Three, they have a history of infections. Some women are predisposed to infections. Maybe they swim in natural bodies of water too often, maybe they have a bad habit of shaving their legs in the tub, maybe they have poor post-workout hygiene, maybe they’re just built that way. Whatever the case, a history of infections can leave a woman with a really negative sense of herself and her privates.

Four, they simply have a negative sense of their personal odours. Like most women, I’ve had times when I’ve been self-conscious about my odour. I’ve avoided intimacy with a guy based on paranoia, not reality. In the end, I’ve come to learn that I generally smell the way I’m supposed to, and I have an average, if not desirable, taste to me. The only way a woman overcomes these sensitivities is by way of supportive, open lovers who offer compliments and kindness, not crass observations. The odour a woman emits is filled with the pheromones that turn men on, but the pheromones don’t work on us. Instead, it makes us paranoid. I actually worked in a fish restaurant as a teen, and was belittled by guy friends for smelling fishy after work. For years, I’d have issues about any odours my vagina emitted, and was never able to relax when a man went down on me, not until my mid-20s.

Five, your guess is as good as mine. I recently did the piece “Twats and Knives: Together at Last” in which I discussed the new trend of women getting cosmetic surgery done on their pussies. Why would a woman do that? Who knows. It’s not always something we’ll understand.
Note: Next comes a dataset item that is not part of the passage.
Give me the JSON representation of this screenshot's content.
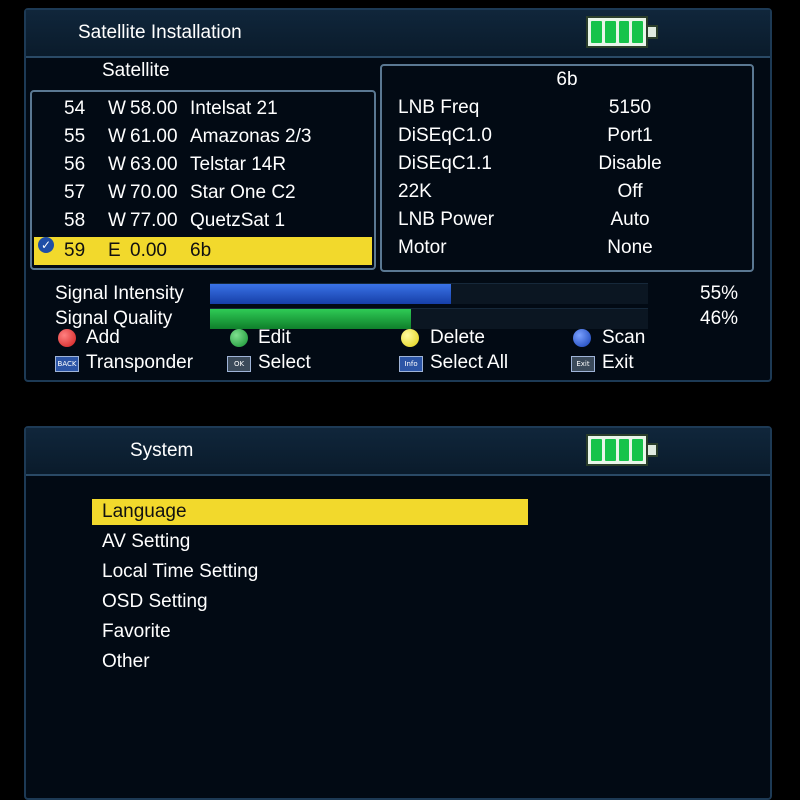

The point is, whatever the reason, some women aren’t into letting a man perform orally. If you’re a woman and you’re really, really concerned about your odours and tastes, you might want to try douching. It’s not something you should do regularly, as it kills natural bacteria that can fight infections, but if it’s something that gets you past the fear of having a man perform on you, then maybe it’s something worth trying. Including things like pineapple, ginger, celery, and other juice-altering foods in your diet might also give you a better sense of your emissions and scents.

If you’re a guy and you know she won’t let you go down on her, then don’t force the issue. Instead, sometime when you’re fingering her, you can lick your fingers and tell her you love the way she tastes, and you wish you could try it firsthand sometime. Comment on how her natural scents get you aroused. Linger by her belly, kissing her groin and surrounding areas, and toy with her, breathe her in. Don’t be obvious and say all the positive comments all at once, just occasionally make statements, and you’ll probably slowly wear down her resistance.

Insecurities are a hard thing to overcome, and as women, we’re barraged by advertisements on television that tell us we have to worry about our smells. Once every month, we get periods and there’s always inevitably that moment where we discover it’s a little on the ripe side. It’s not a wonder that women have insecurities about their sexual juices and aromas; it’s a wonder we ever overcome it, considering all the crap we see in the media. Any woman who’s ever had a yeast infection and has seen that look on their doctor’s face as he/she describes the “cottage cheese” within her knows how awkward it can feel to be aware of this thing growing inside of her.

It’s a struggle to overcome the paranoia, but supportive lovers get us there.